Que había descubierto que le gustaban las mujeres y que junto a
ellas podía vivir momentos inolvidables. Caridad Quintanilla no daba
crédito a lo que estaba escuchando. La tostada que estaba comiendo
se quedó a medio camino hacia su boca, le dio un síncope y se fue
al otro barrio sin más, sin ni siquiera despedirse y encima
disgustada. A su hijo le importó bien poco. De pronto, en una sola
noche se le habían abierto los ojos y había sido consciente de la
realidad de su insulsa vida. Que su madre desapareciera del mapa era
lo mejor que le podía pasar si quería llegar a ser una persona
independiente y capaz de manejar las riendas de su vida.
Después de un
mínimo periodo de luto y siendo consciente de que tenía que
enfrentarse al mundo de la manera que fuera, hizo un estudio de las
diversas profesiones que podría ejercer y dados sus escasos
conocimientos en casi nada decidió que ejercer de gigolo era la
única opción que tenía.
Puso un anuncio en
el periódico y su teléfono no tardó en sonar. Su primera cita, a
la que acudió ciertamente nervioso, fue un éxito total. La clienta,
cuando lo vio delante de sus narices, no las tuvo todas consigo.

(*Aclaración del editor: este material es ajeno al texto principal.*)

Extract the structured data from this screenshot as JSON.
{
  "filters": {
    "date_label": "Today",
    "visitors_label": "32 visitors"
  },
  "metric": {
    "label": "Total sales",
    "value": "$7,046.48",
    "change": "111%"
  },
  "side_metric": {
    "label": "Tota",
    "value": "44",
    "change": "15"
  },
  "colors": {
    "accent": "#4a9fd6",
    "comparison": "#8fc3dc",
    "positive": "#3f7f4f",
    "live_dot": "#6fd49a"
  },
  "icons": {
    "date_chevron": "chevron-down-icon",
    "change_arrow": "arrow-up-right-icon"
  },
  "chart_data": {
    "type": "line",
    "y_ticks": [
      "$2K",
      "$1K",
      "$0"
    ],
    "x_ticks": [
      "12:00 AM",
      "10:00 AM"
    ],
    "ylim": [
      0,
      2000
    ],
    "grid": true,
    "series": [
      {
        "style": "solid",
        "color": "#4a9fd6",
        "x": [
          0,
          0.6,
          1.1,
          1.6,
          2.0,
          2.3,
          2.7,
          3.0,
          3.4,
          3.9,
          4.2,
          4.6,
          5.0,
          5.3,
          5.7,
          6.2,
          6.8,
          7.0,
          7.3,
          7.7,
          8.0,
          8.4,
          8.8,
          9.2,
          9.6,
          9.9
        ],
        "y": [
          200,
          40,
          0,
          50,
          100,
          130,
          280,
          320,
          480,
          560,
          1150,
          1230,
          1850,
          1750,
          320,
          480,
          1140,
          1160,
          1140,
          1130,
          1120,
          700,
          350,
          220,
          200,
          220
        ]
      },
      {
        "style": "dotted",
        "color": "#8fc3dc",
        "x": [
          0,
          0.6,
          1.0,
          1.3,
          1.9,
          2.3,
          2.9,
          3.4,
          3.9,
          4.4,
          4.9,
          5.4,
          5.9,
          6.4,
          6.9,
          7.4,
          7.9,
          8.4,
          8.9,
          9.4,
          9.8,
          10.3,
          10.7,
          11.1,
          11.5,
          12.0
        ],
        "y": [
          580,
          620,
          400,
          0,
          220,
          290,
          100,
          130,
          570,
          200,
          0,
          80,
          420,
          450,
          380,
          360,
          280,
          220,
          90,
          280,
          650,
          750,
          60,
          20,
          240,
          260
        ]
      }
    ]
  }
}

Cesáreo era joven y fornido, pero poseía las características ya
señaladas que no lo hacían demasiado atractivo. Para colmo de
males, como era parco en palabras, se quedó delante de la mujer sin
decir nada. Ésta ya estaba a punto de echarlo de su casa, pensando
que contratar a un chiflado para saciar sus más bajos instintos no
era precisamente una buena idea, pero en el último momento Cesáreo
llevó la mano de la mujer a su entrepierna y la hizo cambiar de
opinión. El poseedor de semejantes atributos tenía que
transportarla al séptimo cielo sin duda alguna. Y es que sí,
Cesáreo sería medio bobo, feo y todo eso, pero su órgano sexual
poseía unas dimensiones considerables y además desde aquella noche
que había pasado pensando en Julita Alcaraz se había vuelto
juguetón en extremo.
Gracias a él su
vida es una delicia continua. Han pasado ya muchos años y Cesáreo
se ha convertido en todo un personaje para las féminas de su ciudad.
Ante el mundo en general semeja un pobre idiota. Ante sus clientas
nuevas al principio también, pero al final todas sucumben a su
encanto especial y acaban repitiendo. Y es que no debemos hacer caso
a las apariencias porque muchas, muchas veces, nada es lo que parece.